Greg Peters: Fair enough. That’s good detail. I wanted to pivot for my second follow-up question to your comments around technology. You spoke about Generative AI, you spoke about the initiatives ongoing at the company. And then I’m looking at the Hartford Next slide too. So I guess what I’m curious about is just the view on technology spend inside the organization seems like there’s always a lot more projects that you could spend money on, but you have to exercise some discipline. So can you talk to us about how you expect the budget for technology spend to evolve over the next 18 months or so?
Chris Swift: Yes. I’m happy to just give you high level commentary. Obviously, we will plan appropriately over the next three year on time horizon. But I would say, the Hartford Next program actually helped fund a lot of the investments that we continue to make today. So Beth, I would say, it’s been a successful program. It’s nearing its end. We do have a continuous improvement mind set. So there will always be opportunities to reduce expense and create greater efficiency, while continuing to invest thoughtfully in the next-generation of technologies. Broadly defined, Greg, I mean, we run sort of a constrained model. Everyone needs to compete for capital with appropriate IRs on their projects over a multi-year period. And that’s generally how we do it.
I think we’ve shared with you, we do expect a significant structural savings over a longer period of time, particularly as we take all our data and applications to the cloud. We’ll move about 100 apps to the cloud this year. Our Global Specialty business is completely in the cloud right now with all its business and data and apps. And that will generate meaningful savings. I would say probably Beth more 2025 and beyond because there is a little bit of an upfront invest. So yes, I’m really proud of the team and how thoughtful they are on creating the business strategies and then the linkage to technology to create that differentiation for us in the marketplace.
Greg Peters: Got it.

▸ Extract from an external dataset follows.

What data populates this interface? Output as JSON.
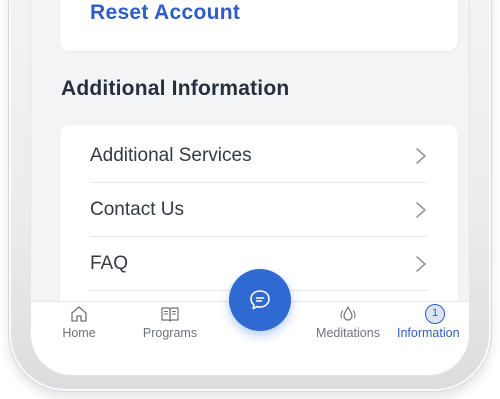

Thank you for the answers.
Operator: Our next question comes from Brian Meredith from UBS. Please go ahead. Your line is open.
Brian Meredith: Thanks. Hey, Chris. So one quick numbers question clarification on the commercial line side. Chris, I believe you said you think that the underlying margins and course lines should be stable or improve on a year-over-year basis and look through six months at about 60 basis points deterioration year-over-year. Do you still think that’s achievable?
Chris Swift: Greg, or excuse me, Brian. I’m looking at a underlying combined ratio on a six-month basis of 88.4 compared to 88.2 last year. So I don’t know where your math is, but that’s 20 basis points.
Brian Meredith: Look, I’m talking about loss ratio. I’m talking about loss ratio.
Chris Swift: Oh, excuse me.
Brian Meredith: Underlying loss ratio.
Chris Swift: Sorry, I’m putting the two together because as we just talked about, we are focused on expenses. So to not give us credit for it Brian, I think is just not proper. So I’m putting the two together and yes, as I said in my opening comments, when I put the two together, I – we are going to have year-over-year improvement from 88.3 last year to somewhere below that on a full year basis. So that’s all I’ll say.
Brian Meredith: Perfect. Perfect. No, that’s perfect. I appreciate that. Second question, just moving over to personal lines. I’m just curious from a claims perspective and personal auto, is there anything that you’re doing or can do to maybe help mitigate some of these inflationary trends that you’re seeing or catch it quicker in data and analytics? And also on that, are you seeing any difference? I know it’s really new, but any difference in the prevail experience versus your legacy book?